ACCA FR Deferred Tax Explained: The IAS 12 Mistakes Losing You Marks (2026)
Deferred tax isn't hard. You're just putting it in the wrong place.
Two mistakes cost FR candidates the most deferred tax marks: charging the whole balance to profit instead of the movement, and forgetting that tax on a revaluation goes to other comprehensive income — not the income statement. Fix those two and IAS 12 becomes one of the most reliable scoring areas in the paper.
Start with the only formula you need
Deferred tax exists because the accounts and the tax computation value the same things differently. The mechanics are simple:
Temporary difference = carrying amount − tax base. Deferred tax = temporary difference × tax rate. That number is your liability (or asset) on the statement of financial position. Recognise it in full, on every taxable temporary difference — even when you have no intention of selling the asset. "We won't sell it, so there's no tax" is wrong: IAS 12 requires the provision regardless.
Mistake 1: charging the closing balance to profit
This is the big one. The statement of financial position shows the closing balance. The tax charge in profit or loss only takes the movement in that balance over the year. Candidates routinely dump the whole closing figure into the income statement and overstate the tax expense.
Worked example. An asset has a carrying amount of $500,000 and a tax base of $350,000 at the year end. Tax rate is 20%.
Temporary difference = $150,000. Deferred tax liability = $150,000 × 20% = $30,000. The opening liability was $22,000.
Wrong: Dr Tax expense $30,000. That treats the full balance as this year's charge.
Right: The SFP shows the $30,000 liability. Only the increase of $8,000 ($30,000 − $22,000) goes to the income statement: Dr Tax expense $8,000, Cr Deferred tax liability $8,000.
Mistake 2: putting revaluation tax through profit
When you revalue a non-current asset upwards, the carrying amount rises but the tax base doesn't — so a taxable temporary difference is created. Tax will be due on that gain eventually, so deferred tax must be provided.
Here's where marks vanish: the deferred tax on a revaluation follows the gain it relates to. The revaluation surplus sits in other comprehensive income, so the deferred tax on it must also go to OCI — never profit or loss. IAS 12's rule is that deferred tax follows the underlying item.

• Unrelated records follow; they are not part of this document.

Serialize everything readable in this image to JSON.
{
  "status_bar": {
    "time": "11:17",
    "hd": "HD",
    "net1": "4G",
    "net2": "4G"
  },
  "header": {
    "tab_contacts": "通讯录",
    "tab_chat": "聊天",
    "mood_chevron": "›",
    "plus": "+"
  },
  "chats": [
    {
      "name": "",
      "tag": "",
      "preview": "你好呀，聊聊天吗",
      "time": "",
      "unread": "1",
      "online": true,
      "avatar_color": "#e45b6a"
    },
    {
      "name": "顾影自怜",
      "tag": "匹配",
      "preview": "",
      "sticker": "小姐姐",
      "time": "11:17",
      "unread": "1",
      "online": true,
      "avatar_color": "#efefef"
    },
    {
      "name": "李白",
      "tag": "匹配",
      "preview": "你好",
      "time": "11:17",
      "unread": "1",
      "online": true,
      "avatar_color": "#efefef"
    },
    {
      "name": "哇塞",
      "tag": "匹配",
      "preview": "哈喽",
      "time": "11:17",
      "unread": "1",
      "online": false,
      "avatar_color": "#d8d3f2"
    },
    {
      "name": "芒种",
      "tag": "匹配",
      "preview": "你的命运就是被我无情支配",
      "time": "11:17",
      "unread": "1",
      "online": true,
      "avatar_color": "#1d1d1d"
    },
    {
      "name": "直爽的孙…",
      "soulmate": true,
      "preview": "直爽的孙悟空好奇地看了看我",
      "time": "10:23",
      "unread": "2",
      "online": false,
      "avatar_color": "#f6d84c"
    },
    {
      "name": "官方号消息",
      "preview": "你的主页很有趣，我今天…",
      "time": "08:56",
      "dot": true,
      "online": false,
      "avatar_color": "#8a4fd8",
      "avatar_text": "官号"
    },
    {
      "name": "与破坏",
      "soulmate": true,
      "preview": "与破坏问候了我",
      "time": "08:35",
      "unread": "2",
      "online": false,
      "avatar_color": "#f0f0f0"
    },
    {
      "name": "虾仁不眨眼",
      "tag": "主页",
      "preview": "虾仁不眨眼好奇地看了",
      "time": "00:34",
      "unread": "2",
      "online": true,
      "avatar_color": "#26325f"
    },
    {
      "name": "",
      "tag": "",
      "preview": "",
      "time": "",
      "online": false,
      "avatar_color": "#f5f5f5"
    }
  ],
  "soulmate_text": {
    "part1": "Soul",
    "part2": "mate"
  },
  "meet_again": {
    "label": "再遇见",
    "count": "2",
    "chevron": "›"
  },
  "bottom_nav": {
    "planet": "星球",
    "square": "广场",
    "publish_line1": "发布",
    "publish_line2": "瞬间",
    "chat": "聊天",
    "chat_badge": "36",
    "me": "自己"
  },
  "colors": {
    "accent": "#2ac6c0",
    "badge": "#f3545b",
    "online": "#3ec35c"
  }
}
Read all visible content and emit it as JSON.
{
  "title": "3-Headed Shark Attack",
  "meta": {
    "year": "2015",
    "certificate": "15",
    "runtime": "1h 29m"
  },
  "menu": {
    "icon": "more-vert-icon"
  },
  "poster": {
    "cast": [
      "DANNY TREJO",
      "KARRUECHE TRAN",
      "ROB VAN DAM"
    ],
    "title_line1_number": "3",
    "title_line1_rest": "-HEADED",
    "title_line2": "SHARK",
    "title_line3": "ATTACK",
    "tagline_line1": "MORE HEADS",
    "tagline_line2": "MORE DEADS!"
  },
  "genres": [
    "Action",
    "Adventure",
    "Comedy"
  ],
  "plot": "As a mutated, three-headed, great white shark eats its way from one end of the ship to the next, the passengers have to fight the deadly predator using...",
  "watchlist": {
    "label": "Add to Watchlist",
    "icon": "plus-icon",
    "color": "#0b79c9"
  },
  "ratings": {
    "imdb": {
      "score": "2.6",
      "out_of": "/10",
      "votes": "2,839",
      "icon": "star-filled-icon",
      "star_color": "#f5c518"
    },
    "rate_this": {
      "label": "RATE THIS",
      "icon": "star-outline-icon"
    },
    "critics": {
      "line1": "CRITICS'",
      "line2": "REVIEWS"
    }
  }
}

Say $50,000 of the temporary difference above arose from a revaluation in the year. The deferred tax on it — $50,000 × 20% = $10,000 — is charged against the revaluation surplus in OCI, not the income statement. Get this wrong and you misstate both profit and the revaluation surplus in one move.
What to do in your next attempt
1. Build a two-line working every time. Closing balance (CA − tax base × rate), then movement (closing − opening). The balance goes to the SFP, the movement goes to profit. Label both so the marker can follow — own-figure marks need visible workings.
2. Split the movement by source. Before you post anything to profit, ask whether any part of the change came from a revaluation. That slice goes to OCI; only the rest hits the tax expense.
3. Provide in full, ignore intentions. No deduction for "we'll hold the asset". Every taxable temporary difference gets deferred tax at the period-end rate.
The bottom line
Deferred tax appears in almost every FR sitting, in both the OT sections and the financial statements question, and it's worth easy marks once the placement is right. Get the closing balance onto the SFP, send only the movement to profit, and let revaluation tax follow the gain into OCI. Right number, right place — that's the whole game.